На карточке ей было, наверное, лет пять или шесть, аккуратная челка, две тугие косички, улыбка, есть в детском лице что-то такое, что вызывает сочувствие, Но смотрит прямо в объектив, трудно различить, что находится позади нее, библиотека или школьный класс, но это неважно — она совсем одна, это видно по тому, как сложены ее руки, по той пустоте, что ее окружает. Маленькая девочка, одна в целом мире. Девочка, которую бросили.
Очень гордая, Но забирает фотографию, повторяет — видишь, какая я была красивая в детстве? Не знаю почему, но в этот момент я вспомнила о репортаже, который видела по телевизору несколько месяцев назад, о детях в сиротских приютах, я так сильно плакала, что отец отправил меня спать, не дав досмотреть до конца.
— По правде, тебе совершенно наплевать…
Вот уже несколько дней Но пребывает в дурном настроении, запирается в своей комнате, а когда мы остаемся одни, раздражается по каждому пустяку. Меня это огорчает, но я помню, как отец однажды сказал, что неприятным и грубым можно быть только с самыми близкими, с теми, кому бесконечно доверяешь (ведь мы знаем, что они нас все равно любят). Я заметила, что Но потихоньку таскает лекарства у мамы, «ксанакс» и тому подобное, я застала ее в ванной в тот момент, когда Но закрывала упаковку. Она потребовала, чтобы я молчала, будто я какая-нибудь ябеда. Ей необходимо успокоительное, но его можно получить только по рецепту, так написано в медицинской энциклопедии, Но пообещала обязательно сходить к врачу, когда получит полис. Я знаю, что у нее проблемы на работе. Она возвращается с каждым днем все позже, устает все больше, порой даже отказывается от ужина, говорит, что не голодна, по ночам бродит по дому, включает воду в ванной, открывает и закрывает окно, не один раз я слышала, несмотря на закрытую дверь, как ее тошнит в туалете. Родители ни о чем не подозревают, мама принимает снотворное, а отец всегда спит очень крепко (когда он был маленький, даже работающий рядом пылесос был неспособен его разбудить). Из Китая он привез для каждой из нас по маленькому амулету на красном шнурке, я повесила свой над кроватью, потому что знаю, все плохое происходит по ночам. Свой амулет Но привязала к пуговице на куртке. Она получила первую зарплату, половину чеком, половину наличными. Шеф не рассчитал ее сверхурочные. Сказал, что если ее что-то не устраивает, то она может убираться на все четыре стороны. В тот же день она наплевала ему в кофе, хорошенько размешав слюну с кофейным порошком, чтобы он ничего не заметил, и повторяла это все последующие дни. Ее шеф — толстая свинья, он готов придушить родную мать, чтобы только сэкономить, он обсчитывает клиентов и все время обделывает темные делишки по телефону. Так рассказывает Но.

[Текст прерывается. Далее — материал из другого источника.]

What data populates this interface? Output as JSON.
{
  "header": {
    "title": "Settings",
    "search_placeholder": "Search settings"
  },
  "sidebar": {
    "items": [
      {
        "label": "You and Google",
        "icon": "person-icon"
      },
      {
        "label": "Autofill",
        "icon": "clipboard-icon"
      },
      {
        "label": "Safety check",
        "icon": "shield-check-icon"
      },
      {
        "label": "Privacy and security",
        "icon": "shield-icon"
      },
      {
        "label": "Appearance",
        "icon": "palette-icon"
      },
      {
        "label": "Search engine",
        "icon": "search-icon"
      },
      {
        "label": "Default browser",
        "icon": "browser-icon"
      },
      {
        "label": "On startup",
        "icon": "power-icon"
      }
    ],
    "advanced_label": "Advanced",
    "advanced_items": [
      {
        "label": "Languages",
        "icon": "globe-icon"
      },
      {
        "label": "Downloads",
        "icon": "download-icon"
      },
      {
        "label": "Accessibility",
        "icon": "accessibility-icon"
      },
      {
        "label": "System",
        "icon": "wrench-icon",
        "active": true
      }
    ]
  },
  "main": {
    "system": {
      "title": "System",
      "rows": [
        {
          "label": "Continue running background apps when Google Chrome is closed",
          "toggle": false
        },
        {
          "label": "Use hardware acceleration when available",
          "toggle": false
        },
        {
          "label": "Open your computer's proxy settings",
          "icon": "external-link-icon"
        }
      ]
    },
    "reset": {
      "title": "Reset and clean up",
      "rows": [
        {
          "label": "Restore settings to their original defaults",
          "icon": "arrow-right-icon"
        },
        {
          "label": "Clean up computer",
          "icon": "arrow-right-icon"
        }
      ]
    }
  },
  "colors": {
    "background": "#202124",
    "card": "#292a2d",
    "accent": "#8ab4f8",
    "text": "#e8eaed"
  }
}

Он постоянно придирается, что Но все делает медленно, слишком долго возится в каждом номере, а ведь еще надо сдать белье в прачечную, помыть холл и коридоры. В то же время он признает, что кое-что у нее прекрасно получается. Шеф уволил одного из барменов и не стал искать ему замену, теперь Но должна обслуживать клиентов, пока ее не сменит вечерний бармен. Она не хочет рассказывать об этом родителям. Говорит, что это неважно, но я-то знаю, что ее шеф явно не в ладах с законом, с налогами и всеми этими трюками.